Ten

CASS

These weren’t the angry tears from the kitchen. These were deep and wrenching, the kind that came from someplace primal—the kind that had only come twice before in my life. When my mother died. When I realized the stroke had taken most of who my father used to be.

Grief tears. The kind you cried when you lost something you couldn’t get back.

And Brody. God, Brody. My brother, tangled up with criminals. Stupid, impulsive Brody, who’d tried to shake them down and ended up trapped in something he couldn’t escape. For a year, suffering in silence, too scared and ashamed to ask for help.

I thought about all the times I’d been frustrated with him. The eye rolls. The assumption, always present, that he’d never really grow up, never be someone I could depend on. Had he sensed that? Had my relentless self-sufficiency made him feel like he couldn’t come to me?

I’d spent so long being the strong one that I’d never noticed I was pushing away the people who might have needed me.

When I’d cried myself out, I washed my face and went to find my brother.

He was sitting on the edge of his bed, head in his hands, like a man waiting for execution. “Walker’s gone,” I said. “And I know everything.”

His face went white. “What do you mean, everything?”

“I mean I know about the ring. Carlos Vega. The Rusty Spur. The payments, the information you’ve been feeding them. I know you saw something at an auction a year ago and tried to shake them down, and they turned it around on you.”

His face crumpled. For a moment he looked exactly like the eight-year-old who’d come to tell me he’d broken Mom’s favorite vase—terrified and ashamed and desperately hoping I could make it okay.

“How did you find out?”

“Walker told me. Before I threw him out. He’s some kind of law enforcement, working undercover. The broker story was a cover.”

“Jesus.” He dropped his head back into his hands.

“I knew something was off about him. But I never thought—“ He looked up, red-rimmed eyes devastated. “There’s no getting out, Cass. If I leave, they’ll expose everything. The deposits, the meetings, the information. It’s enough to make me look like a full partner.

And if I go to the police, it’ll destroy the ranch just as surely as if I’d stolen the cattle myself. ”

“What about what Walker said? About you being coerced?”

“Who’s going to believe that? I’m the idiot who tried to blackmail them in the first place. I made this bed.”

“That’s not how this works.” I sat beside him, took his hand. “You made a mistake. A stupid one. But that doesn’t mean you deserve to be trapped forever. There has to be a way out.”

“There isn’t.”

“Then we’ll make one. We’re Hendersons. Our great-grandfather built this ranch from nothing during the Depression. Our grandmother saved it during the drought of ’56. You think a bunch of criminals are tougher than all that?”
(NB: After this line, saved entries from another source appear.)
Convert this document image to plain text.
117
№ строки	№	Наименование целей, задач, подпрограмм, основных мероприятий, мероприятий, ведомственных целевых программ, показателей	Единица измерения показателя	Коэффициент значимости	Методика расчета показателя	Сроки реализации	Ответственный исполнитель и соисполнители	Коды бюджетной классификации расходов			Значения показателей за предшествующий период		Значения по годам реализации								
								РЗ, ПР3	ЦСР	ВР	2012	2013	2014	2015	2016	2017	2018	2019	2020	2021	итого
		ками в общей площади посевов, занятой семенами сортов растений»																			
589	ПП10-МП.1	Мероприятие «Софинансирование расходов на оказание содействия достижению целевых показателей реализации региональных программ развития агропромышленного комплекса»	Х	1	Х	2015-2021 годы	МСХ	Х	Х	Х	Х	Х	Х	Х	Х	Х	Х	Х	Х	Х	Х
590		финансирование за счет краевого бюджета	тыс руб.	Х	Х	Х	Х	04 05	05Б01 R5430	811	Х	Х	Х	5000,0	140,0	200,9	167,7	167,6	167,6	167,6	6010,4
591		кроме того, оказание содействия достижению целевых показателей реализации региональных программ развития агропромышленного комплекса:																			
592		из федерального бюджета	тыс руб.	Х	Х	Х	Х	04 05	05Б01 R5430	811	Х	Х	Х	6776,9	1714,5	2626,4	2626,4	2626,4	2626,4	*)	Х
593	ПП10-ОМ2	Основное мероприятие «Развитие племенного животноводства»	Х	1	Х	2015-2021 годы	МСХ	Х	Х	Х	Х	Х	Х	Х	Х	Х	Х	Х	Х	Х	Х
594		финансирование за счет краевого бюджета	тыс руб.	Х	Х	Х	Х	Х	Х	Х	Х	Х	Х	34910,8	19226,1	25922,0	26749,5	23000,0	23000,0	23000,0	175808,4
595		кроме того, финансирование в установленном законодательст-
He was quiet a moment. “You sound like Mom.”

“Good.”

“She used to say that. ‘Hendersons don’t quit, we just get more stubborn.’” His voice cracked. “I’ve spent a year thinking she’d be ashamed of me. The screwup son who got mixed up with cattle thieves and was too much of a coward to ask for help.”

“Brody.” I waited until he looked at me.

“She wouldn’t be ashamed. She’d be furious that you carried this alone.

And then she’d roll up her sleeves and help you fix it, same as I’m going to.

You’re not the screwup son. You’re the one who’s about to do something braver than anybody in this family has ever asked of anybody.

” I squeezed his hand hard. “She knew you had it in you. She told me once. ‘That boy’s got more heart than sense, and one day the heart’s going to win.

’ This is the day, Brody. This is the heart winning. ”

For the first time, something like hope flickered in his eyes. “You really think we can beat them?”

“I think we have to try.” I pulled him into a hug, felt his shoulders shake. “You’re my brother. Whatever happens, we face it together. That’s what family does.”

We sat there a long time, two siblings who’d spent years drifting apart finally finding their way back.

That night, my phone buzzed with a text from Walker.

I know you don’t want to hear from me. But I know what really happened with Brody. It’s not what you think. Please let me explain.

I stared at it for a long time, the screen glowing in the dark.

Every instinct told me to delete it. To cut him out completely, handle this alone the way I handled everything. He’d lied to me, used me, broken the trust I’d so reluctantly given.

But he’d also told me the truth, eventually. He’d confirmed Brody was a victim, not a villain. He’d given me information I could use.

And I remembered what Brody had said: *You’re the one who handles everything alone. Maybe that’s part of the problem.*

Maybe asking for help—even from someone who’d hurt me—wasn’t weakness. Maybe it was another kind of strength.

*I’m listening,* I typed, and pressed send before I could change my mind.